Let $(X, \Sigma, \mu)$ be a measure space ($X$ is a set, $\Sigma$ is a $\sigma$-algebra and $\mu$ is a (positive) measure, i.e. a non-negative, countably-additive function $\mu : \Sigma \to \mathbb{R}_{\geq 0} \cup \{ + \infty \} $). I have the impression every measure $\mu$ satisfies the following condition which I call superadditivity:
$$\mu \left( \bigcup_{i \in I} E_i \right) \geq \sum_{i \in I} \mu ( E_i )$$
where the $E_i$ are pairwise disjoint measurable sets for all $i \in I$ and $I$ is a set (not necessarily countable, in which case the right-hand side is defined as the supremum of sums over countable subsets of $I$) such that $\cup_{i \in I} E_i$ is measurable . I have in mind the case where $X$ is an uncountable set and $\mu$ is a non-atomic measure, i.e. $\mu ( \{ x \} ) = 0$ for all $x \in X$. Then, if for instance $I=X$ and $E_x = \{x \}$, the left-hand side above is $\mu(X)$ while the right-hand side is 0, satisfying the inequality. The definition is then an extension of countable additivity to non-countable unions, for which you cannot ensure equality.

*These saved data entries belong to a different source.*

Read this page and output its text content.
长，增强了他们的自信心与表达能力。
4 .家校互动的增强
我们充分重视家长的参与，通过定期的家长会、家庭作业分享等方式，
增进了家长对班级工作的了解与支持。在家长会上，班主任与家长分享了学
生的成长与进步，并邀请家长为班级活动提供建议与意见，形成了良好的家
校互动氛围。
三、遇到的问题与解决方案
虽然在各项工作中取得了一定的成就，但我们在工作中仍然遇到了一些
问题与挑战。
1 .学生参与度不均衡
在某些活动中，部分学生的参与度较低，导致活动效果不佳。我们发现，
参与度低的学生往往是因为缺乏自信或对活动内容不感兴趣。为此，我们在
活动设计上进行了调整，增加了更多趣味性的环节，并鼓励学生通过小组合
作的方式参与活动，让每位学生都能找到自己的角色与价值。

Is every measure superadditive? Is every probability measure superadditive? In each case, can you provide a proof/counterexample?
Best Answer
Suppose $\{E_i\}_{i\in I}$ is a collection of pairwise disjoint measurable sets such that their union $E:=\bigcup\limits_{i\in I}E_i$ is measurable. For any countable subset of indices $J\subset I$, we have due to countable additivity and monotonicity of measures that \begin{align} \sum_{j\in J}\mu(E_j)&=\mu\left(\bigcup_{j\in J}E_j\right)\leq \mu(E). \end{align} Taking the supremum over all countable $J\subset I$ thus gives \begin{align} \sum_{i\in I}\mu(E_i)\leq \mu(E). \end{align}